* Bram Moolenaar <vim-dev-git...@256bit.org> [230304 15:47]:
> 
> > ### Steps to reproduce
> > 
> > Create a buffer with the number `18446744073709551616`.
> > Press `Ctrl-x` with the cursor on the number.
> > Number is changed to `18446744073709551614`.
> > 
> > ### Expected behaviour
> > 
> > Number is changed to `18446744073709551615`
> 
> The problem is that 2 ** 64 does not fit in the variable being used.
> Getting the number from the text results in the maximum number that can
> be represented, which is 18446744073709551615.  Then one is subtracted.
> 
> I think the best we can do is keep a flag for the "overflow" and then
> not subtract one.  That makes this corner case work, although it won't
> be fixed in the general case.  Still better than doing nothing.

I don't think this is the right fix.  I think you should either document
that 64-bit arithmetic is being used, and load the original number as 0
(the correct modulo-64 representation) and decrement gives -1 and
increment gives 1, or decide to use arbitrary-precision arithmetic and
give the correct answer for numbers larger than 2^64.
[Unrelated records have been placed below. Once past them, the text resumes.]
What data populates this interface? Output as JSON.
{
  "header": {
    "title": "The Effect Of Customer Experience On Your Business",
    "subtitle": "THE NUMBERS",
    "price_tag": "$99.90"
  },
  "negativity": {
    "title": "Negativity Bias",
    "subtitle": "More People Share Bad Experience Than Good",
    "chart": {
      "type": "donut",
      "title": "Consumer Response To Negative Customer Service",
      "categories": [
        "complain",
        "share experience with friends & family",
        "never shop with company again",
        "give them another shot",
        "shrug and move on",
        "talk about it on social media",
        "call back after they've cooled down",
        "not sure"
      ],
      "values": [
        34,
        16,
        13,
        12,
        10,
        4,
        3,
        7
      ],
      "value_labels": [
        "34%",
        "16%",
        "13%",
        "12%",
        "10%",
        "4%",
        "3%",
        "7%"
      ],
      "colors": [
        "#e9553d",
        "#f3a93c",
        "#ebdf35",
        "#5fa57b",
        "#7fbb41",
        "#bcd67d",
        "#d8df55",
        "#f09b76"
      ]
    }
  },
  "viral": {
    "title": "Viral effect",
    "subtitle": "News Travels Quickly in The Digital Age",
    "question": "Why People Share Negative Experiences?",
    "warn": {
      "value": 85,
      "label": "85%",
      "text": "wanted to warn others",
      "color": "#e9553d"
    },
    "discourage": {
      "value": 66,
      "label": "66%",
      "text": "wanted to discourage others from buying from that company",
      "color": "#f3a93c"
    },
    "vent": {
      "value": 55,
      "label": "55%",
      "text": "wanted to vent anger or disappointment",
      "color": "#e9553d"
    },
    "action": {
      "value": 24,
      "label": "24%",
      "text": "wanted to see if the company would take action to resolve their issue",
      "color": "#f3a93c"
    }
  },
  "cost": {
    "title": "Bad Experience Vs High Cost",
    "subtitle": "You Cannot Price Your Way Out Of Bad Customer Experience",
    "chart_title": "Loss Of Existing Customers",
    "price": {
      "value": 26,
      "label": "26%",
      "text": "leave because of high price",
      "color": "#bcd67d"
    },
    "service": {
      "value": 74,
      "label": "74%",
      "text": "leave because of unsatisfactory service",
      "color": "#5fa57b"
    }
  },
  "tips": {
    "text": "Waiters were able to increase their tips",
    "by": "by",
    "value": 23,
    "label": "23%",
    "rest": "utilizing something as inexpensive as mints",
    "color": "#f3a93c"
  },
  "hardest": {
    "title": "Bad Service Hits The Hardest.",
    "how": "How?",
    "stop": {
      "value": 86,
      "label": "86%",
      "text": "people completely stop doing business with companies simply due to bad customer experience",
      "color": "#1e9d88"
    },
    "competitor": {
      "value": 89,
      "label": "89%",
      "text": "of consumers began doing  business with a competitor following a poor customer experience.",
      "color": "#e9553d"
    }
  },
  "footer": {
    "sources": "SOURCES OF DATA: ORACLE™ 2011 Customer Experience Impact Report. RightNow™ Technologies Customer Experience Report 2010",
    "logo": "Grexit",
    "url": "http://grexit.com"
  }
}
Either of these two approaches give consistent results for numbers
larger than 2^64-1, whereas the fix you suggest only makes one
'out-of-bounds' value work.  I would prefer the current behavior to
applying the fix you are suggesting.

I would be willing to write the arbitrary-precision code so that no
external library need be used, but I might not get to it right away.